An seiner wechselhaften Geschichte hat Novi Sad, eine der drei europäischen Kulturhauptstädte 2022, schon mal kein Interesse, moniert Marko Martin in der Welt. Nichts erinnert an die multiethnische Stadt vor den Jugoslawienkriegen oder an die Autoren - Alexander Tisma, Ivan Ivanji, Laszlo Vegel oder Danilo Kis - die sie beschrieben haben: "Was aber taugt ein von Gremien proporzmäßig verliehener 'Kulturhaupt-stadt'-Status, wenn er nicht genutzt wird, um entlang von Bruchlinien europäische Verknüpfungsgeschichten zu erzählen, sondern im Neusprech-globish nur visuell und 'multimedial' aufgehübschte 'Bridges and Visions' verkauft?"

9punkt - Die Debattenrundschau vom 22.01.2022 - Europa

Charkiw (russische Schreibweise Charkow), die zweitgrößte Stadt der Ukraine mit anderthalb Millionen Einwohnern, liegt nur fünfzig Kilometer von der russischen Grenze und unweit der besetzten Gebiete. Aber um Krieg macht sich dort im Moment keiner Sorgen, schreibt Serhij Zhadan in der FAZ. Das liege auch an einem allgemeinen Misstrauen gegenüber der Politik, ob in- oder ausländisch. Das eigentliche Vertrauen, so Zhadan, setzen die Bürger in die ukrainische Armee, "weil sie wissen, dass diese 2014 den Vorstoß der Separatisten zum Stehen brachte und die meisten der von den Freischärlern eroberten ukrainischen Städte befreit hat. Die Ukrainer begreifen, dass sie in diesem Krieg mit einem Nachbarn, der offensichtlich Probleme mit dem Revanchismus und dem Komplex des Großen Bruders hat, sich vor allem auf sich selbst verlassen müssen und dass sie von den Politikern - sowohl von den eigenen wie auch von ausländischen - stets merkwürdige Kompromissentscheidungen und nicht ganz transparente Strategien zu erwarten haben." Gerade gegenüber deutschen Politikern herrsche inzwischen "eine von Ironie bis zu Verachtung reichende Ablehnung".

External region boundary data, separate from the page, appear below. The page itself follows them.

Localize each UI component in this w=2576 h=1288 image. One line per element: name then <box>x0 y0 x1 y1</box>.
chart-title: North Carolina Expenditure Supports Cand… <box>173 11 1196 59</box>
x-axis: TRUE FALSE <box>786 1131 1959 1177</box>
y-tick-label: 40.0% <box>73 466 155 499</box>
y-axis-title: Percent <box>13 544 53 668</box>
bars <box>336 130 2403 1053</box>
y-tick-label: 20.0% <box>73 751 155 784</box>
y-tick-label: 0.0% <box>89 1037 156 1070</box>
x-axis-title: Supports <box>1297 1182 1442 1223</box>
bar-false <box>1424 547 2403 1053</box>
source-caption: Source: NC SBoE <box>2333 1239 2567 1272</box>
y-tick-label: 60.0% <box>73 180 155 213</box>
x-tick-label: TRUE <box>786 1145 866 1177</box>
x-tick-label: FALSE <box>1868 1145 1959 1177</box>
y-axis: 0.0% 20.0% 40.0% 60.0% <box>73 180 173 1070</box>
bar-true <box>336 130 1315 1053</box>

Die Ukraine braucht Waffen, und die Nato sollte ihre Partner an der Grenze zu Russland durch  größere Präsenz demonstrativ stärken, schreibt Richard Herzinger in seinem Blog, und Putins Angriff gilt nicht allein der Ukraine, sondern Europa insgesamt: "Es geht insgesamt darum, den Kreml von sich aus offensiv unter Druck zu setzen, statt ihm die Eskalationsdominanz zu überlassen und sich stets aufs neue von seinen seinen immer maßloseren Handlungen und Forderungen überrumpeln zu lassen. Bereitschaft zu Dialog und Verhandlungen zu zeigen, ist grundsätzlich richtig, doch können sie gegenüber einer autoritären Macht nur aus einer Position der Stärke heraus erfolgreich geführt werden."

Schon 2014 hieß es "keine Waffen", erinnert sich Marieluise Beck bei libmod.de: "Der ukrainische Oligarch Kolomojskyj, der damals eine führende Rolle in der Ostukraine spielte, ist kein ehrenwerter Mann. Aber hätte er keine Milizen aufgestellt und die Verteidigung organisiert, wäre auch Dnipro jetzt Separatistengebiet. Und in dem lebt es sich bekanntlich nicht gut. War es friedensstiftend, die Ukraine, die sich unter hohen Opfern gegen eine russische Übermacht verteidigen musste, nach dem Motto 'Keine Waffen in Krisengebiete' möglichst wehrlos zu lassen?"